The initial history should cover menstrual history, timing and frequency of intercourse, previous use of contraception, previous pregnancies and outcomes, pelvic infections, medication use, occupational exposures, substance abuse, alcohol intake, tobacco use, and previous surgery on reproductive organs. A review of systems and physical examination of the endocrine and gynecologic systems should be performed.

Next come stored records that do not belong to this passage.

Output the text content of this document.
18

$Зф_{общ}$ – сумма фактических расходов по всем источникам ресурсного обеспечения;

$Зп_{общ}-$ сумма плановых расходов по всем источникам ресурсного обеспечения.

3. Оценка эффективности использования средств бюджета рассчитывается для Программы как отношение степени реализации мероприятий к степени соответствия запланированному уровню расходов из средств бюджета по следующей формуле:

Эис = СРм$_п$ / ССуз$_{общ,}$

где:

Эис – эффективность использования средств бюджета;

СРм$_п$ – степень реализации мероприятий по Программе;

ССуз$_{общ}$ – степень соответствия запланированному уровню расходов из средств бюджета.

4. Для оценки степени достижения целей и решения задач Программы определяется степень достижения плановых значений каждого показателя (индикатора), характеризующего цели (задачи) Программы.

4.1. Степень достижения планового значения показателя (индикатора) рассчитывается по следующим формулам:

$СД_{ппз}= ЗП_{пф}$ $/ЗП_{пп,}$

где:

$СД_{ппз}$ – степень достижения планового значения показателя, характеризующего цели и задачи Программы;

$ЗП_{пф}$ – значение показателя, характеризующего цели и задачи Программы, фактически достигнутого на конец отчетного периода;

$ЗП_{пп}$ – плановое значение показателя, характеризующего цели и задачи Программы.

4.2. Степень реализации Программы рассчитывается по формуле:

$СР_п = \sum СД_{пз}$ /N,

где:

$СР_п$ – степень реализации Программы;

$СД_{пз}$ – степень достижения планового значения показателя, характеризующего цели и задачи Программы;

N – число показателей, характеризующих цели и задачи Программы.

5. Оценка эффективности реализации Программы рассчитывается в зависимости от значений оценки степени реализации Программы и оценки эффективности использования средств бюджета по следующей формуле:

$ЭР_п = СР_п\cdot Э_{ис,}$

Other considerations include preconception screening and vaccination for preventable diseases such as rubella and varicella, sexually transmitted infections, and cervical cancer, based on appropriate guidelines and risk.

Women with regular menstrual cycles are likely to be ovulating and should be offered serum progesterone testing at day 21 to confirm ovulation. If a woman has irregular cycles, the testing should be conducted later in the cycle, starting seven days before presumed onset of menses, and repeated weekly until menses. A progesterone level of 5 ng per mL (15.9 nmol per L) or greater implies ovulation.6,23 Anovulatory women should have further investigation to determine treatable causes such as thyroid disorders or hyperprolactinemia based on symptoms.8 A high serum FSH level (greater than 30 to 40 mIU per mL [30 to 40 IU per L]) with a low estradiol level can distinguish ovarian failure from hypothalamic pituitary failure, which typically reveals a low or normal FSH level (less than 10 mIU per mL [10 IU per L]) and a low estradiol level. Basal body temperatures are no longer considered a reliable indicator of ovulation, and are not recommended for evaluating ovulation.

A high FSH level (10 to 20 mIU per mL [10 to 20 IU per L]) drawn on day 3 of the menstrual cycle is associated with infertility. A high serum estradiol level (greater than 60 to 80 pg per mL [220 to 294 pmol per L]) in conjunction with a normal FSH level has also been associated with lower pregnancy rates. This combination of laboratory test results may indicate ovarian insufficiency or diminished ovarian reserve.24 Other tests of ovarian reserve, such as the clomiphene (Clomid) challenge test, antral follicle count, and antimüllerian hormone level, are also generally performed to predict response to ovarian stimulation with exogenous gonadotropins and assisted reproductive technology. However, these tests have only poor to moderate predictive value despite widespread use.

Women with no clear risk of tubal obstruction should be offered hysterosalpingography to screen for tubal occlusion and structural uterine abnormalities.8,26,27 As opposed to laparoscopy or hysteroscopy, hysterosalpingography is a minimally invasive procedure with potentially therapeutic effects and should be considered before more invasive methods of assessing tubal patency.6 Women with risk factors for tubal obstruction, such as endometriosis, previous pelvic infections, or ectopic pregnancy, should instead be offered hysteroscopy or laparoscopy with dye to assess for other pelvic pathology.8 These studies are more sensitive and may delineate an abnormally formed uterus or structural problems, such as fibroids. This allows for the diagnosis and treatment of conditions such as endometriosis with one procedure. Treatment of tubal obstruction generally requires referral for subspecialty care.

Endometrial biopsy should be performed only in women with suspected pathology (chronic endometritis or neoplasia). Histologic endometrial dating is not considered reliable nor is it predictive of fertility.6,28 Additionally, postcoital testing of cervical mucus is no longer recommended because it does not affect clinical management or predict the inability to conceive.

Treatment of Unexplained Infertility

Couples who have no identified cause of infertility should be counseled on timing of intercourse for the most fertile period (i.e., the six days preceding ovulation).Therefore, a simple recommendation is for vaginal intercourse every two to three days to optimize the chance of pregnancy.

Patients should be counseled that 50% of couples who have not conceived in the first year of trying will conceive in the second year.8 Couples with unexplained infertility may want to consider another year of intercourse before moving to more costly and invasive therapies, such as assisted reproductive technology.8 Intrauterine insemination and ovulation induction do not result in increased pregnancy rates in women with unexplained infertility.